Adeel Abdullah Mangi (Twitter)
March 28, 2024

Sen. Jacky Rosen (D., Nev.) on Wednesday became the third Democrat in the Senate to come out against Adeel Mangi, President Joe Biden’s controversial nominee to serve as a federal appeals court judge. 

Rosen joined Sens. Catherine Cortez Masto (D., Nev.) and Joe Manchin (D., W.Va.) in opposing Mangi, a Muslim-American lawyer and nominee to the Third Circuit Court of Appeals, according to NBC News. Mangi is seeking the Senate’s confirmation but has faced pushback in recent months from Senate Republicans due to his affiliation with anti-cop and anti-Israel groups.  

"Given the concerns I’ve heard from law enforcement in Nevada, I am not planning to vote to confirm this nominee," Rosen said in a statement Wednesday.

White House chief of staff Jeff Zients denounced the backlash against Mangi in a statement to NBC. "Some Senate Republicans and their extreme allies are relentlessly smearing Adeel Mangi with baseless accusations that he is anti-police," Zients said. "That could not be further from the truth, and the close-to-a-dozen law enforcement organizations that have endorsed him agree."

Manchin on Friday said he would not vote for Mangi, describing the Biden-backed lawyer as not a "reasonable" nominee.
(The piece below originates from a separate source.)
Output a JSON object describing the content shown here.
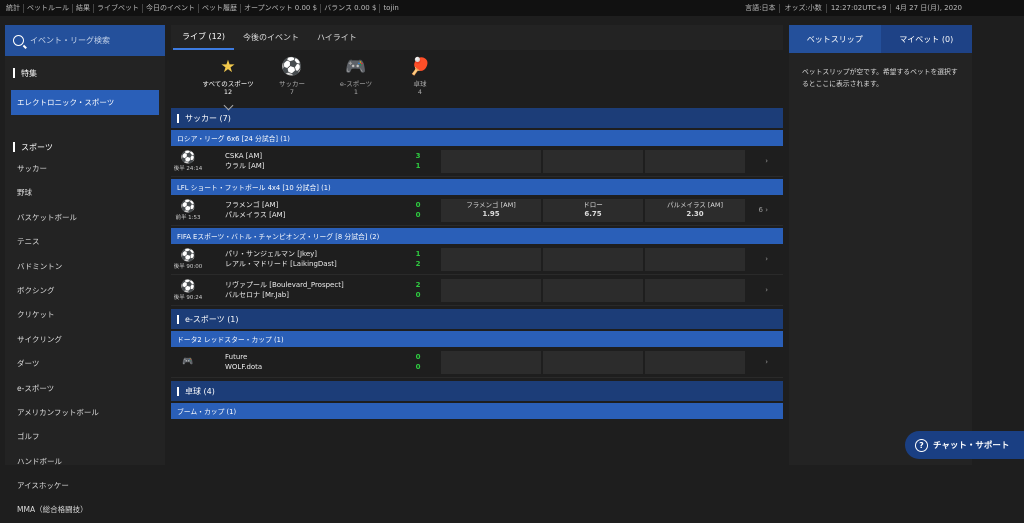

Last Tuesday, Cortez Masto became the first Senate Democrat to publicly oppose Mangi’s confirmation, citing Mangi’s role as an advisory board member at the Alliance of Families for Justice. 

"This organization has sponsored a fellowship in the name of Kathy Boudin, a member of the domestic terrorist organization Weather Underground, and advocated for the release of individuals convicted of killing police officers. I cannot support this nominee," Cortez Masto said in a statement, calling Mangi’s affiliation with the AFJ "deeply concerning."

The opposition from the senators puts Mangi’s confirmation in jeopardy. The Biden nominee was approved earlier this year in the Judiciary Committee on a party-line vote but will still need 50 votes to be confirmed in the Senate, where Democrats hold a slim 51-to-49 majority. No Republicans have announced they would support Mangi.